Bombardier unable to shake off public anger over pay to executives
People throw paper airplanes during a demonstration outside Quebec Premier Philippe Couillard’s office in Montreal, Sunday, April 9, 2017, to protest recent pay hikes and bonuses to Bombardier’s top executives. THE CANADIAN PRESS/Graham Hughes
MONTREAL — Bombardier appears unable to shake off public anger over hefty pay packages to its senior executives.
Dozens of angry protesters launched paper airplanes in front of Premier Philippe Couillard’s Montreal offices on Sunday to protest how the executives are compensated.
Earlier, many of them waved signs and shouted slogans such as “too much is too much!” during a march that began in front of the company’s headquarters.
Many of the protesters said they wanted the Quebec government to impose conditions on companies that receive public money so jobs are protected and executive bonuses are limited.

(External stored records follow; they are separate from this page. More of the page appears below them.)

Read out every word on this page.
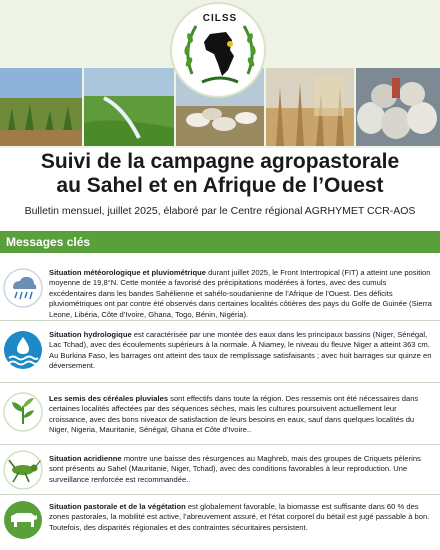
CILSS
Suivi de la campagne agropastorale
au Sahel et en Afrique de l’Ouest
Bulletin mensuel, juillet 2025, élaboré par le Centre régional AGRHYMET CCR-AOS
Messages clés
Situation météorologique et pluviométrique durant juillet 2025, le Front Intertropical (FIT) a atteint une position moyenne de 19,8°N. Cette montée a favorisé des précipitations modérées à fortes, avec des cumuls excédentaires dans les bandes Sahélienne et sahélo-soudanienne de l’Afrique de l’Ouest. Des déficits pluviométriques ont par contre été observés dans certaines localités côtières des pays du Golfe de Guinée (Sierra Leone, Libéria, Côte d’Ivoire, Ghana, Togo, Bénin, Nigéria).
Situation hydrologique est caractérisée par une montée des eaux dans les principaux bassins (Niger, Sénégal, Lac Tchad), avec des écoulements supérieurs à la normale. À Niamey, le niveau du fleuve Niger a atteint 363 cm. Au Burkina Faso, les barrages ont atteint des taux de remplissage satisfaisants ; avec huit barrages sur quinze en déversement.
Les semis des céréales pluviales sont effectifs dans toute la région. Des ressemis ont été nécessaires dans certaines localités affectées par des séquences sèches, mais les cultures poursuivent actuellement leur croissance, avec des bons niveaux de satisfaction de leurs besoins en eaux, sauf dans quelques localités du Niger, Nigeria, Mauritanie, Sénégal, Ghana et Côte d’Ivoire..
Situation acridienne montre une baisse des résurgences au Maghreb, mais des groupes de Criquets pèlerins sont présents au Sahel (Mauritanie, Niger, Tchad), avec des conditions favorables à leur reproduction. Une surveillance renforcée est recommandée..
Situation pastorale et de la végétation est globalement favorable, la biomasse est suffisante dans 60 % des zones pastorales, la mobilité est active, l’abreuvement assuré, et l’état corporel du bétail est jugé passable à bon. Toutefois, des disparités régionales et des contraintes sécuritaires persistent.
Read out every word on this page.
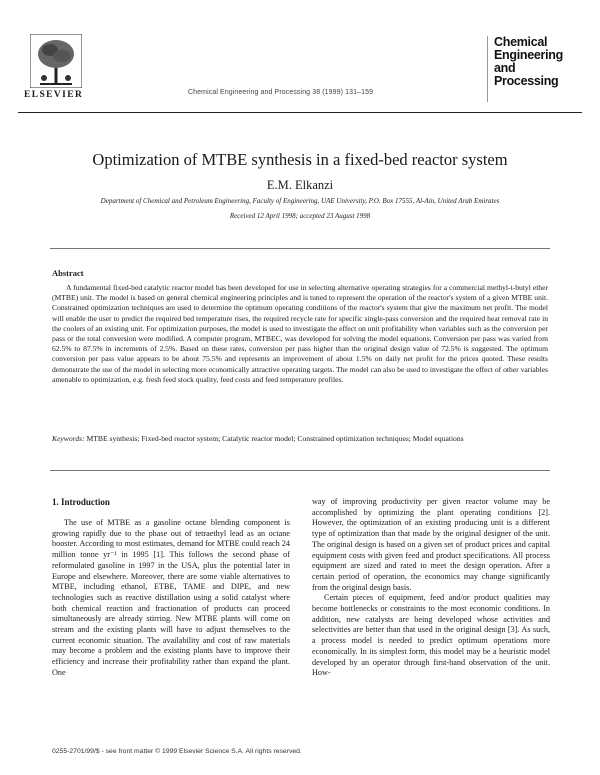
ELSEVIER	Chemical Engineering and Processing 38 (1999) 131–159
Chemical
Engineering
and
Processing
Optimization of MTBE synthesis in a fixed-bed reactor system
E.M. Elkanzi
Department of Chemical and Petroleum Engineering, Faculty of Engineering, UAE University, P.O. Box 17555, Al-Ain, United Arab Emirates
Received 12 April 1998; accepted 23 August 1998
Abstract

A fundamental fixed-bed catalytic reactor model has been developed for use in selecting alternative operating strategies for a commercial methyl-t-butyl ether (MTBE) unit. The model is based on general chemical engineering principles and is tuned to represent the operation of the reactor's system of a given MTBE unit. Constrained optimization techniques are used to determine the optimum operating conditions of the reactor's system that give the maximum net profit. The model will enable the user to predict the required bed temperature rises, the required recycle rate for specific single-pass conversion and the required heat removal rate in the coolers of an existing unit. For optimization purposes, the model is used to investigate the effect on unit profitability when variables such as the conversion per pass or the total conversion were modified. A computer program, MTBEC, was developed for solving the model equations. Conversion per pass was varied from 62.5% to 87.5% in increments of 2.5%. Based on these rates, conversion per pass higher than the original design value of 72.5% is suggested. The optimum conversion per pass value appears to be about 75.5% and represents an improvement of about 1.5% on daily net profit for the prices quoted. These results demonstrate the use of the model in selecting more economically attractive operating targets. The model can also be used to investigate the effect of other variables amenable to optimization, e.g. fresh feed stock quality, feed costs and feed temperature profiles.

Keywords: MTBE synthesis; Fixed-bed reactor system; Catalytic reactor model; Constrained optimization techniques; Model equations
1. Introduction

The use of MTBE as a gasoline octane blending component is growing rapidly due to the phase out of tetraethyl lead as an octane booster. According to most estimates, demand for MTBE could reach 24 million tonne yr⁻¹ in 1995 [1]. This follows the second phase of reformulated gasoline in 1997 in the USA, plus the potential later in Europe and elsewhere. Moreover, there are some viable alternatives to MTBE, including ethanol, ETBE, TAME and DIPE, and new technologies such as reactive distillation using a solid catalyst where both chemical reaction and fractionation of products can proceed simultaneously are already stirring. New MTBE plants will come on stream and the existing plants will have to adjust themselves to the current economic situation. The availability and cost of raw materials may become a problem and the existing plants have to improve their efficiency and increase their profitability rather than expand the plant. One

way of improving productivity per given reactor volume may be accomplished by optimizing the plant operating conditions [2]. However, the optimization of an existing producing unit is a different type of optimization than that made by the original designer of the unit. The original design is based on a given set of product prices and capital equipment costs with given feed and product specifications. All process equipment are sized and rated to meet the design operation. After a certain period of operation, the economics may change significantly from the original design basis.

Certain pieces of equipment, feed and/or product qualities may become bottlenecks or constraints to the most economic conditions. In addition, new catalysts are being developed whose activities and selectivities are better than that used in the original design [3]. As such, a process model is needed to predict optimum operations more economically. In its simplest form, this model may be a heuristic model developed by an operator through first-hand observation of the unit. How-

0255-2701/99/$ - see front matter © 1999 Elsevier Science S.A. All rights reserved.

“It’s our money, and the government is laughing at us,” said one protester, Pierre Brazeau. “If we don’t come out in the streets, they’ll continue to exploit us like they’re doing now.”
Bombardier (TSX:BBD.B) has faced a storm of public criticism ever since it circulated documents showing six executives were in line for a roughly 50 per cent increase in compensation last year.
The increases came despite the fact the company recently received a $372.5 million loan from the federal government, and US$1 billion from the Quebec government.
Chief executive Alain Bellemare has since asked the company’s board of directors to delay payment of more than half of last year’s total planned compensation for six executives, including himself, to 2020, provided the company meets certain objectives.
Executive chairman Pierre Beaudoin also asked the board to cut his 2016 compensation by US$1.4 million to bring it in line with what he received the previous year.
Bombardier has said it will formally inform shareholders on Monday about changes to the compensation for several of its top executives when it files a new proxy circular with the securities regulator.
Protesters and opposition politicians, however, say the company’s reversal doesn’t go far enough.
One protester, who gave her name only as Carole, said she hoped the demonstration would convince the company to repeal the pay hikes altogether.
“I’m hoping it will make a difference,” she said. “But I know that if we don’t do anything, nothing will change.”
Parti Quebecois legislature member Alain Therrien pointed out it was the second straight weekend of protests outside Bombardier’s headquarters.
“We can see this isn’t solved, even if Mr. Couillard would like it to be,” he said at the protest.
Quebec’s governing Liberal party used its majority to block several opposition motions calling on the government to take action last week, with Couillard arguing that government interference would send a bad signal to businesses.